Johnson was so enamoured of Houchen that he missed the last train back to London and had to be driven by a local supporter (as it happens a former Tory candidate in Hartlepool) on a four-hour journey to the capital. And it’s Houchen’s wider success (an upbeat narrative of green jobs and investment) that ought to worry Starmer even more than any Hartlepool result.

In fact, it’s possible that the “Ben bounce” will count as much as the “Boris bounce” in the by-election. With the mayoralty on the same ballot paper, putting a cross against one Conservative candidate is the gateway drug to doing the same for Hartlepool contender Jill Mortimer.

An Opinium poll suggests Houchen can win on first preferences (with 63%), but it also puts West Midlands metro mayor Andy Street on 54%. And here it’s the lack of a “Brum bounce” that could cost Labour, some MPs tell me, as the party’s turnout could be hit by the fact that Birmingham city council, the source of a usually solid Labour vote, is not voting this year.

The pain may not end there either. If MP Tracey Brabin wins the West Yorkshire mayoralty this Thursday, Labour will at some point face another tricky by-election, in her seat of Batley and Spen. Some expect that one to be held off as long as possible, maybe until the autumn when furlough starts to be withdrawn.

There is a glimmer of hope for Labour: Johnson’s chronic inability to plan ahead. When it comes to the concrete business of “levelling up”, the government is so far from knowing what that means that it has only today appointed an adviser to the PM on the topic (Neil O’Brien). His “White Paper” is a blank sheet of paper and not due until later this year.
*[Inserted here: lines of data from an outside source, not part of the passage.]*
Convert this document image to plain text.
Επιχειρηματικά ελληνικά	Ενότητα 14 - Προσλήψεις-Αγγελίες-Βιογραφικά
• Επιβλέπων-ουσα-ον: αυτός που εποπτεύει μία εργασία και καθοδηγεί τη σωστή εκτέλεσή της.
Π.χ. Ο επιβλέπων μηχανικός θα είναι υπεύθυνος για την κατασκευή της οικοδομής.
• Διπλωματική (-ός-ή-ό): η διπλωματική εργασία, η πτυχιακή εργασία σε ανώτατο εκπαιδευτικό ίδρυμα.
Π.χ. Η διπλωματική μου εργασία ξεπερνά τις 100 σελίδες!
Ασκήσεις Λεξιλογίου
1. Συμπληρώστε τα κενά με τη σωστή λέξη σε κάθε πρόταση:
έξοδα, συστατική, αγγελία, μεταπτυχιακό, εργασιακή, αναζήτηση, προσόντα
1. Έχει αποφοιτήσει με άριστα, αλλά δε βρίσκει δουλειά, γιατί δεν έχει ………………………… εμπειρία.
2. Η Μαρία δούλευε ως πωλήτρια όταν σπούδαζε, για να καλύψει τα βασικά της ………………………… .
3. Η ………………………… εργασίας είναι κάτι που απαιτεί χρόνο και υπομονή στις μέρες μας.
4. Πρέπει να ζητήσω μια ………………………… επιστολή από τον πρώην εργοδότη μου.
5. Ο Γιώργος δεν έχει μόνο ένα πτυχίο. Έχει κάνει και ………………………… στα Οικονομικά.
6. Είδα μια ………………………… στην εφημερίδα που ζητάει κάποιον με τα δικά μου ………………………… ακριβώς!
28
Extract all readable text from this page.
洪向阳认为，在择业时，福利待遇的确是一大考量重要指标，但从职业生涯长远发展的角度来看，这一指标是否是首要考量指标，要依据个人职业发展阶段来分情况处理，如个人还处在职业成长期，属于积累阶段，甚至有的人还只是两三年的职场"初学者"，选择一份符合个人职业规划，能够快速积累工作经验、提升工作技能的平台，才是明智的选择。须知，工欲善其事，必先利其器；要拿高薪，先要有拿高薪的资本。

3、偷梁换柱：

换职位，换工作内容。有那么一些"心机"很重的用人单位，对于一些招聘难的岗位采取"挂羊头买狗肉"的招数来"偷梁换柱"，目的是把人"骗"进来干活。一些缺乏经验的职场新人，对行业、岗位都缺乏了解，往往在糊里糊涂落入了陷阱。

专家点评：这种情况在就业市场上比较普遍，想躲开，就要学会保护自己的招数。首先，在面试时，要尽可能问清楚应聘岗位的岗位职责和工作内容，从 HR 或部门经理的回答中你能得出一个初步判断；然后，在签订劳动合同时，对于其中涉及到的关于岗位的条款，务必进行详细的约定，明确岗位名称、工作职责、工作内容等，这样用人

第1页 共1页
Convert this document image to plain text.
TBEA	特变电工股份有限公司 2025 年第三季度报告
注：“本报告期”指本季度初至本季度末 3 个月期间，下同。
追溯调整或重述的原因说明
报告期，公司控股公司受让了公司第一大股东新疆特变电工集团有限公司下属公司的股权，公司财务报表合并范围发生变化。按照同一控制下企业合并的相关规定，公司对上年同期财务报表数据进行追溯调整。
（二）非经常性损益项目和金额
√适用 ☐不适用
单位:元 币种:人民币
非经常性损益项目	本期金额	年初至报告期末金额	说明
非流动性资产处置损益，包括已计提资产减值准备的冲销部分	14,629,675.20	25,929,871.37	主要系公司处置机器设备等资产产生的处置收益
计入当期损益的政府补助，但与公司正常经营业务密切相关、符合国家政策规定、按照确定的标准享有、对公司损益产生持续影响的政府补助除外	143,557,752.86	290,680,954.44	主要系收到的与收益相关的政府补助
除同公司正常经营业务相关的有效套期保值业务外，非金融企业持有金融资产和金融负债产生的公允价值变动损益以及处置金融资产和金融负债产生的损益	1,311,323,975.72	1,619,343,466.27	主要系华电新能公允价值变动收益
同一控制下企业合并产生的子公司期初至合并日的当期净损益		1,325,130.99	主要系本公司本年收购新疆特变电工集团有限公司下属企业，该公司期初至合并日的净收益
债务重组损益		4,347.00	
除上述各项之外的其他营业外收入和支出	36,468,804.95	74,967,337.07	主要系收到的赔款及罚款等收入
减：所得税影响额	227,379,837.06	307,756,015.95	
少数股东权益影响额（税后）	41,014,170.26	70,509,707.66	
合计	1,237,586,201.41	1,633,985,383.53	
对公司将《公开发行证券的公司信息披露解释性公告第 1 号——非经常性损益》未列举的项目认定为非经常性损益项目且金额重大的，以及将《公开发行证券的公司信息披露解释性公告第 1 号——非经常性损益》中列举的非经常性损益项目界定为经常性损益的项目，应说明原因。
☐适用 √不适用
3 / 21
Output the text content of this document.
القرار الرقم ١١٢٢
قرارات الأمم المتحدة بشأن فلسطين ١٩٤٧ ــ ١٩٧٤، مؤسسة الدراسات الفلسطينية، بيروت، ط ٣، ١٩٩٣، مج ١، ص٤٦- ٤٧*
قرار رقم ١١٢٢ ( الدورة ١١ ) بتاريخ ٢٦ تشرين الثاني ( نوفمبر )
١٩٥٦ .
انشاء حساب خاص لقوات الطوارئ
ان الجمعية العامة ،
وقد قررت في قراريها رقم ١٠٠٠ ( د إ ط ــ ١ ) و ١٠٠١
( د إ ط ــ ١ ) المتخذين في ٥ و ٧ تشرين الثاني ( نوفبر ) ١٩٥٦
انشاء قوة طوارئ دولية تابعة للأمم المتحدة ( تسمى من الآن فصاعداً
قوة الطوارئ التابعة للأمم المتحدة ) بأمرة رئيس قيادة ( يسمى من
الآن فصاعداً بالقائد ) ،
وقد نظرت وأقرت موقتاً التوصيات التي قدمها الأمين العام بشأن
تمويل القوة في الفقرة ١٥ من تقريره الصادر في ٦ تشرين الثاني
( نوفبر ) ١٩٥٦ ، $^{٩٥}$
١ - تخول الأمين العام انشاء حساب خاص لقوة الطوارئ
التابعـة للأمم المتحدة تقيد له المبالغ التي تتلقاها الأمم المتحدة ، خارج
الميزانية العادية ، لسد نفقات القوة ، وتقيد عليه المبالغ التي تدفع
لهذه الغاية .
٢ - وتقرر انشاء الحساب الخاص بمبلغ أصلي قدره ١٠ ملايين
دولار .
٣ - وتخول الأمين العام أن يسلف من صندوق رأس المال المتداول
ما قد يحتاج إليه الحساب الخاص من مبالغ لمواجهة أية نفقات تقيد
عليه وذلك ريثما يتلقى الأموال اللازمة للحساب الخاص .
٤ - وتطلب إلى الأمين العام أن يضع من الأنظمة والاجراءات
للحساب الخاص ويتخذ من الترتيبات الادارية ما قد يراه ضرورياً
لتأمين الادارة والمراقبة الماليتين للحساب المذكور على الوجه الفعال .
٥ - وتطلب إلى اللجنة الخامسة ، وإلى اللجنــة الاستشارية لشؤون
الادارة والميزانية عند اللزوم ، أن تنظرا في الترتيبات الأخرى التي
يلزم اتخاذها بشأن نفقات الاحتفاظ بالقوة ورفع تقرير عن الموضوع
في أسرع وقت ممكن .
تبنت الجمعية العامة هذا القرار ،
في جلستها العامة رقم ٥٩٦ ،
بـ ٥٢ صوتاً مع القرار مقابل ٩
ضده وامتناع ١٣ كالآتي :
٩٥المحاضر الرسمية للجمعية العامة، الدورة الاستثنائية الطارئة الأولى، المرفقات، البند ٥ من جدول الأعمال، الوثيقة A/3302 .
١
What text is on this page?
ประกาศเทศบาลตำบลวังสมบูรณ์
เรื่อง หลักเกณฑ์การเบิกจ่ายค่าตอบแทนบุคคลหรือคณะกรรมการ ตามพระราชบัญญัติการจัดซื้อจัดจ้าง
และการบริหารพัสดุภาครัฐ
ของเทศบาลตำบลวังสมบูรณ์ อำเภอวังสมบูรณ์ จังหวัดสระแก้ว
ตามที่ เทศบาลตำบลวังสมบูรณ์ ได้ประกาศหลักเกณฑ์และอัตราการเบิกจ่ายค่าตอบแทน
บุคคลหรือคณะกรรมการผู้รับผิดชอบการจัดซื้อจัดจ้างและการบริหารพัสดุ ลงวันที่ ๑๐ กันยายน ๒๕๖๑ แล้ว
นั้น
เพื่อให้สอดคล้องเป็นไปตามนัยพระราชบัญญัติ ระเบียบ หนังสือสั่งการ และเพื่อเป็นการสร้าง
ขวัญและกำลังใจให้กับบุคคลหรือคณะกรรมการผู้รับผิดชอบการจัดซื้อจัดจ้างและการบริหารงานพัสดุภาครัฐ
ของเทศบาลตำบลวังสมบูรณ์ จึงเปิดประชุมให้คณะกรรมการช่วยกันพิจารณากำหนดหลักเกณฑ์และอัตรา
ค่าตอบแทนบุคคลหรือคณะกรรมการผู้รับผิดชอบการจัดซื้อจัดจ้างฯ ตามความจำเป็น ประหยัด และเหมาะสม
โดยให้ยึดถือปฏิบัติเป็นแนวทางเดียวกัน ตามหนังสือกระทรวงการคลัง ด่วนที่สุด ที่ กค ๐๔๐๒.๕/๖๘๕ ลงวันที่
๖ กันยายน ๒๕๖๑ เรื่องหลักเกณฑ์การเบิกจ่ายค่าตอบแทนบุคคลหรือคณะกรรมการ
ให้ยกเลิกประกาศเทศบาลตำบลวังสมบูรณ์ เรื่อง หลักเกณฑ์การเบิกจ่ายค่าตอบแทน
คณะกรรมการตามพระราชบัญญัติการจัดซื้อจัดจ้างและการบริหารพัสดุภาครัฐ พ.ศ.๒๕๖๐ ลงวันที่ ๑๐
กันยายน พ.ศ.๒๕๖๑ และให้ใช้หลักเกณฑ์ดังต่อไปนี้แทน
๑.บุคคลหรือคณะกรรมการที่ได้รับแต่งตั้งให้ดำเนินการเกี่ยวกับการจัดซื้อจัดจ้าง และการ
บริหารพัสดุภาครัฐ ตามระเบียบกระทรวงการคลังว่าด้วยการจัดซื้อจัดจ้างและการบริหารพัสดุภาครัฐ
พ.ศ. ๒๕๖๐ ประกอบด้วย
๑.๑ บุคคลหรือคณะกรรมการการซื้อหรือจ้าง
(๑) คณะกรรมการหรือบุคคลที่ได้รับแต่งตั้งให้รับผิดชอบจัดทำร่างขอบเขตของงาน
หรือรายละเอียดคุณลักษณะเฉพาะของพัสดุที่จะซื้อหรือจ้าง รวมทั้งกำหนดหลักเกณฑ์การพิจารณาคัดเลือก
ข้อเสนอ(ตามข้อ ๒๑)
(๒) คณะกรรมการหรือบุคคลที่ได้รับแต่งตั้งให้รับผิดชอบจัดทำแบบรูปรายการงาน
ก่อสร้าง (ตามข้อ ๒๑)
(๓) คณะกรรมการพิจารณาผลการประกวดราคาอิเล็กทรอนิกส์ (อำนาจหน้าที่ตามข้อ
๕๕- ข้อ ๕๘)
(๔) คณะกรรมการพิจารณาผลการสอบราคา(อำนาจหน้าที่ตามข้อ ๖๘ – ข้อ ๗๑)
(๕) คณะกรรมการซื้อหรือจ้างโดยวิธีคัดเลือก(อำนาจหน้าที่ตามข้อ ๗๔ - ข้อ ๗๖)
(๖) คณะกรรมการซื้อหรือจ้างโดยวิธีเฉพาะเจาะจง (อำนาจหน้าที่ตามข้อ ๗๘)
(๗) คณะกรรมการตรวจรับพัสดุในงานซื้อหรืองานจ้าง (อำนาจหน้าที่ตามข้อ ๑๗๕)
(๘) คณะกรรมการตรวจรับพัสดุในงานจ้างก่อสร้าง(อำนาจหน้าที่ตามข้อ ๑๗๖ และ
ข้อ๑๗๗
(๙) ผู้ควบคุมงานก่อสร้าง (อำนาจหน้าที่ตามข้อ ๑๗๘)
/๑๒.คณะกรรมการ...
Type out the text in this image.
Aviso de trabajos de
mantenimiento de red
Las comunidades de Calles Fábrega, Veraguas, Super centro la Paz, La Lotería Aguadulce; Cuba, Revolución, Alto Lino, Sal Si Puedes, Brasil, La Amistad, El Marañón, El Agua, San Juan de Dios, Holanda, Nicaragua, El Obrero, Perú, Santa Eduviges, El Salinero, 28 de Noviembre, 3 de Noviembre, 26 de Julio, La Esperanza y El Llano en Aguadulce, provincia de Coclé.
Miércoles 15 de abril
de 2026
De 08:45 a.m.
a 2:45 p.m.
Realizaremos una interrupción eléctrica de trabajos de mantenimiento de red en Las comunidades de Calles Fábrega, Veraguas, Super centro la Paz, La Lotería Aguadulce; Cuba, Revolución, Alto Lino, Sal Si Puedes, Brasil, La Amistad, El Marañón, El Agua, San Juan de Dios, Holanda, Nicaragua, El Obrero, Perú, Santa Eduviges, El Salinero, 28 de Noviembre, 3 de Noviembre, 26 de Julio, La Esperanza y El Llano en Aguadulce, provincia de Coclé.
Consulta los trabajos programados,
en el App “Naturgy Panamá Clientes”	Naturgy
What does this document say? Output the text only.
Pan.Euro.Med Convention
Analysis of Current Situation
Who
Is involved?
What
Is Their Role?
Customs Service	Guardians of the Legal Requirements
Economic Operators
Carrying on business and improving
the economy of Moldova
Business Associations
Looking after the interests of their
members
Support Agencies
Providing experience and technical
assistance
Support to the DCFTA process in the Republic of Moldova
At least Starmer was frank enough to say on Tuesday that he would “take full responsibility” for any failures at the ballot box. If there are some serious setbacks, his shadow cabinet may have to shoulder some blame too however. The perception of Starmer as “the bland leading the bland” could prove as harmful as any other factor in voters’ minds.

One party insider reports some good news from Hartlepool. “People in ‘15/’17/’19 were reporting back raw fury towards Labour on the doorstep, which is no longer the case.” Yet Starmer has to transform himself from being not-Corbyn into something positive. If the party loses the by-election, it could be down to the “meh” voters (who stay at home) as much as the ‘yeah’ voters (who back the Tories).

Repeat that apathy in a general election, and Starmer could more resemble William Hague than Neil Kinnock.